How Much Should Dubai Property Buyers Save Before Purchasing a $1 Million Home?
In Dubai’s real estate market, buyers often wonder how much they need to save before committing to a million-dollar property.
Financial experts suggest that aside from the initial down payment, buyers should set aside AED1.25-1.6 million ($340,000-$435,000) before making a purchase.
According to Mike Coady, a Dubai-based financial expert with over 20 years of experience, buyers should maintain liquid savings equal to at least 30-35% of the property’s price.
Preparing Financially for a $1 Million Property
“Purchasing a $1 million property in Dubai is a significant milestone, but it’s not just about having the down payment,” said Coady. “A structured financial plan is essential to avoid over-leveraging, unexpected expenses, or future regrets.”
For expats, UAE mortgage regulations require a minimum 20% down payment for properties under AED5 million, increasing to 30% for properties exceeding that amount.
Jo Phillips, Managing Director of Sales at Phillips & Walls Mortgage Brokers LLC, reiterated that a buyer must have at least 20% of the property’s value as a down payment.
Some developers offer staggered payment plans for off-plan properties, allowing for lower upfront costs. However, Coady warned that these plans carry risks, including potential project delays or market fluctuations.
Additional Costs Beyond the Down Payment
Beyond the down payment, buyers need to budget for closing costs, which typically range between 6-8% of the property price.
For a $1 million home, this equates to AED220,000–AED290,000 ($59,900-$78,900) in additional expenses, covering:
- Dubai Land Department (DLD) Fee – 4% of the property value
- Real Estate Agent Commission – 2% of the sale price
- Mortgage Processing Fee – 0.25% of the loan amount
- Property Valuation Fee – AED2,500-AED5,000 ($680-$1,300)
Phillips advised that buyers should allocate around 7% of the property price for these costs, bringing the total required amount—including the deposit and fees—to approximately $270,000.
Mortgage Considerations & Hidden Costs
Coady emphasized the importance of having an emergency fund covering 6-12 months of mortgage payments to cushion against job loss or financial strain.
For second-hand properties, renovation and furnishing expenses can range from AED50,000-AED500,000 ($13,600-$136,000).
“Many buyers focus only on the down payment, but additional expenses can quickly accumulate,” Coady noted.
Phillips explained that a buyer’s total monthly mortgage payments, including any existing loans or credit card debts, cannot exceed 50% of their income.
Coady recommended a more conservative approach, suggesting that mortgage payments should remain within 30-35% of net income.
For a $1 million property with a mortgage of $800,000 (AED2.94 million), monthly payments would be around $4,700 (AED17,500). To comfortably afford this, a buyer would need a monthly income of at least AED50,000 ($13,600).

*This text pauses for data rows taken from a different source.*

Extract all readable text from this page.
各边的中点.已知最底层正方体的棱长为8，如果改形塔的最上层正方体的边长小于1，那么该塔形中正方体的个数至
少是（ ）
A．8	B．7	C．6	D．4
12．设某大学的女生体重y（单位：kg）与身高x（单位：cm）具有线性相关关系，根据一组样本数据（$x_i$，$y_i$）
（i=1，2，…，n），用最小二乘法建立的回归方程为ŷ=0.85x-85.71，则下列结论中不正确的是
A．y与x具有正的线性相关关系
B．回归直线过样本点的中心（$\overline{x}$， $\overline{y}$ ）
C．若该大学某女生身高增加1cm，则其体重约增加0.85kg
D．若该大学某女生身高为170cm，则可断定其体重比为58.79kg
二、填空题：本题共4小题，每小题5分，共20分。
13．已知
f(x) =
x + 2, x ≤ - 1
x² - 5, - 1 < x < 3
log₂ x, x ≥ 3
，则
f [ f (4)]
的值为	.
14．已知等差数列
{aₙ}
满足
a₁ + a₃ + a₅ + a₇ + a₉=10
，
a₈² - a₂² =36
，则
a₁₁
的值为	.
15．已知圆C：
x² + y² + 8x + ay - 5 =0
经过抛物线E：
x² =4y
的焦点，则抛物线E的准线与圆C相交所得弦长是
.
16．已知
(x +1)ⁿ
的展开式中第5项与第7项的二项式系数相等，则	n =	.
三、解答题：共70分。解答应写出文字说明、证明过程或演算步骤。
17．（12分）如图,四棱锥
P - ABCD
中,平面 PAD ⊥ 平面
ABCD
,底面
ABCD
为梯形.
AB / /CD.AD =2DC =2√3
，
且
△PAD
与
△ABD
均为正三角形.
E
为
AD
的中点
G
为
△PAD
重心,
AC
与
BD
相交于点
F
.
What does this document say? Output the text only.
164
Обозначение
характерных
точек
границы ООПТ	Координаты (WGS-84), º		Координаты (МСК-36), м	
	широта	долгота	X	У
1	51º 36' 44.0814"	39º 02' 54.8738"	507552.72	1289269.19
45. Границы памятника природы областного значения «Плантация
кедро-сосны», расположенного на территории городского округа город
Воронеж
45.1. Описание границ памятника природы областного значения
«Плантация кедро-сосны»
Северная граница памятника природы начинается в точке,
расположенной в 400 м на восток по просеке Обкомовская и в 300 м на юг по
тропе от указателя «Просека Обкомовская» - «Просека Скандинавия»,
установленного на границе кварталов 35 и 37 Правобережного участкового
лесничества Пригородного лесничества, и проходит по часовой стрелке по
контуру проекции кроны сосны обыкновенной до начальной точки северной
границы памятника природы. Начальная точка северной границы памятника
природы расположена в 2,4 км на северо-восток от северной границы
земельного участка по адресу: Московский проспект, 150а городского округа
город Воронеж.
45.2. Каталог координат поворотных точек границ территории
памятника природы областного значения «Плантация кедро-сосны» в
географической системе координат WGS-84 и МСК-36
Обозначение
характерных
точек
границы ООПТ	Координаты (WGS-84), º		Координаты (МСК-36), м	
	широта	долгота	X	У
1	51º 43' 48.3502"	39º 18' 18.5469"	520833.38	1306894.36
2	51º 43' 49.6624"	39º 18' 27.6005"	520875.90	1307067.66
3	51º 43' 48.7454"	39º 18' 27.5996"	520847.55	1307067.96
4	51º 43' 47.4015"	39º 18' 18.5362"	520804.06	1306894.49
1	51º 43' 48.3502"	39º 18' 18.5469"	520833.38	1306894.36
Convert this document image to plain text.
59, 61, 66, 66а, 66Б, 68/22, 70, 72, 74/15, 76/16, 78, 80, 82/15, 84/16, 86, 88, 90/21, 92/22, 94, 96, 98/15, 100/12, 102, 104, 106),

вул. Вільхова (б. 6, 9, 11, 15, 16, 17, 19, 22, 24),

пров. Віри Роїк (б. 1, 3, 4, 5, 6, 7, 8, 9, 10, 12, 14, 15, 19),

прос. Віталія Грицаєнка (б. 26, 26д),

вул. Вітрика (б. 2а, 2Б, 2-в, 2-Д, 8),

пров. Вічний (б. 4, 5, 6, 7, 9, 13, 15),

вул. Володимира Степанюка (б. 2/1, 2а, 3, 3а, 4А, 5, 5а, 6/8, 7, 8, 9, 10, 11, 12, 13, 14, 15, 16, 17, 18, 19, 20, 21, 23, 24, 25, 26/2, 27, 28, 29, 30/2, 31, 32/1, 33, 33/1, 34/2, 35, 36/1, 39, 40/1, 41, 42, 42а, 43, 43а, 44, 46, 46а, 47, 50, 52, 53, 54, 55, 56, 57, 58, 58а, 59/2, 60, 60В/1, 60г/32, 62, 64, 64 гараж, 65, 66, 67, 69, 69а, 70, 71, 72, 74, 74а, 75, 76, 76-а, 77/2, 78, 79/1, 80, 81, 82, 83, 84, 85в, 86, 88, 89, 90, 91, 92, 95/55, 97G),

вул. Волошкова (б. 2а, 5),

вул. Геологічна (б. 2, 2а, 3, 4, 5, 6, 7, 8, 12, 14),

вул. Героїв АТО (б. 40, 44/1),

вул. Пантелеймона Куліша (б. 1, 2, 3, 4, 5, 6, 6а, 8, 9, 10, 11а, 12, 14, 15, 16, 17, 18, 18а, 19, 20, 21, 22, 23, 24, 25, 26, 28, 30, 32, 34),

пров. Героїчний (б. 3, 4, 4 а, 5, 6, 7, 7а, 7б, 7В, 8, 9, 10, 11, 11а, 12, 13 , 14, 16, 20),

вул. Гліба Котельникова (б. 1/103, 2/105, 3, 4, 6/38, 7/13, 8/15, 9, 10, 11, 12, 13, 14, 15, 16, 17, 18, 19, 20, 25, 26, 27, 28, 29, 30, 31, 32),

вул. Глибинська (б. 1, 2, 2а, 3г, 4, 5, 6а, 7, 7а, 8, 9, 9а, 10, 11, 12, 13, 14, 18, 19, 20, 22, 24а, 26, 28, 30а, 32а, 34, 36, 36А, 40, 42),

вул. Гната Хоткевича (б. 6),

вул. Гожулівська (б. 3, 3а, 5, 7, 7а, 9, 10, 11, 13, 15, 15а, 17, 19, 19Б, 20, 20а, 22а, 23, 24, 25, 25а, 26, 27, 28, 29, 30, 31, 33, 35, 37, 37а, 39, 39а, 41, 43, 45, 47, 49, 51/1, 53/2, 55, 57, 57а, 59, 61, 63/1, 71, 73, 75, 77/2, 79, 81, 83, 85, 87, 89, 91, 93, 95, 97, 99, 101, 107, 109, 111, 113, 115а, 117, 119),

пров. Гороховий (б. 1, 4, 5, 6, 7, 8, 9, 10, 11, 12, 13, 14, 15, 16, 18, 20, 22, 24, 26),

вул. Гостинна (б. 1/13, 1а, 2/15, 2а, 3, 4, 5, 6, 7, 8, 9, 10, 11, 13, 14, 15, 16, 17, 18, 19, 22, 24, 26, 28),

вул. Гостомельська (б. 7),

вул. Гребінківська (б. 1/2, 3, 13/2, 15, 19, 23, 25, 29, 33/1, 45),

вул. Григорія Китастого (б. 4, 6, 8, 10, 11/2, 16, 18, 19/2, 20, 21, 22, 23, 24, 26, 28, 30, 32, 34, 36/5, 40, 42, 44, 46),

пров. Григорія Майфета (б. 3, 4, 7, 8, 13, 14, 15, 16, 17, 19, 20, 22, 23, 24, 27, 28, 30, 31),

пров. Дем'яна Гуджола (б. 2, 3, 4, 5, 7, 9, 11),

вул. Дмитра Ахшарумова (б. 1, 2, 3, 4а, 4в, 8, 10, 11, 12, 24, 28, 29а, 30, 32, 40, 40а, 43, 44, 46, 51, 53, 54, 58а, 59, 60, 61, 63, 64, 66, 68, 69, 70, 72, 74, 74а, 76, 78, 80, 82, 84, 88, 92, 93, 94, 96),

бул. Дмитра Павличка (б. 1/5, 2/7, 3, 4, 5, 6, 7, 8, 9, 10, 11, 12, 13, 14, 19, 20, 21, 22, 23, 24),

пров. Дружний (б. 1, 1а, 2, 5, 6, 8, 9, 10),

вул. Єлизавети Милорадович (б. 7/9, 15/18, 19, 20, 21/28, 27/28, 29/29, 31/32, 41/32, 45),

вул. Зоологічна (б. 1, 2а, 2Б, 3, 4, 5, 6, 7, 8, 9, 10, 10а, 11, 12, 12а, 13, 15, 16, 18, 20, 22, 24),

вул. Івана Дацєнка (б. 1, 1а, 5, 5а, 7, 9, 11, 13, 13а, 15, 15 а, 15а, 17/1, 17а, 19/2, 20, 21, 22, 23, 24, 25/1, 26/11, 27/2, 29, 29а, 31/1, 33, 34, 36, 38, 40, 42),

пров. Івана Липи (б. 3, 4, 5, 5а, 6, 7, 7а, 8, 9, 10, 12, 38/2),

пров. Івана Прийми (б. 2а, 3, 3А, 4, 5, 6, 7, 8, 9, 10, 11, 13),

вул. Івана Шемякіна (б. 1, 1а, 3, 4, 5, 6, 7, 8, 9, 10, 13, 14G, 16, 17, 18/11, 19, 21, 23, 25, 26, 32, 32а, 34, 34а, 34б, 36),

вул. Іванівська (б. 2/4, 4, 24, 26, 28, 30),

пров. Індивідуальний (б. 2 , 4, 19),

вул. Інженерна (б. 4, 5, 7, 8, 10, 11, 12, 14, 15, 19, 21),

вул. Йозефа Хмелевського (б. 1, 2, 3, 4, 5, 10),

Dubai’s mortgage rates currently range between 3.99-5.5%, with many banks offering fixed rates starting at 3.99%. While fixed rates provide financial stability, Coady pointed out that variable rates may be advantageous in a declining interest rate environment.
Savings Strategy for Property Investment
For expats aiming to buy within five years, Coady advised saving 20-30% of their income, automating transfers to a dedicated savings account, and keeping funds in low-risk, accessible accounts for short-term purchases.
Phillips highlighted that many buyers opt for high-interest savings accounts to maximize their funds.
“A lack of disciplined saving often delays home purchases for many expats,” Coady said. “The key to success is automation, financial discipline, and a clear goal.”
Understanding Costs & Commitments
Unlike Emiratis, expats do not benefit from government housing incentives. Phillips confirmed that no home-buying assistance programs exist due to high market demand.
She also stressed the importance of carefully reviewing all contract clauses before finalizing a purchase. Buyers must provide a 10% security cheque when making an offer.
“Before committing, ensure you can comfortably afford the monthly payments, considering other expenses like school fees,” Phillips advised. “Also, check service and maintenance fees, as these vary and are payable either monthly or quarterly.”
Coady’s key recommendations include understanding all costs, avoiding financial overextension, planning for contingencies such as job loss, and factoring in maintenance and service fees.
“Buying a $1 million home in Dubai is a major financial commitment that requires careful planning,” he concluded. “Whether purchasing for personal use or investment, consulting a financial adviser can help ensure a well-structured approach.”
Dubai remains an attractive investment hub due to its lack of capital gains and property taxes. However, Coady cautioned that buyers relocating to countries with global tax policies may face tax obligations upon selling their Dubai property.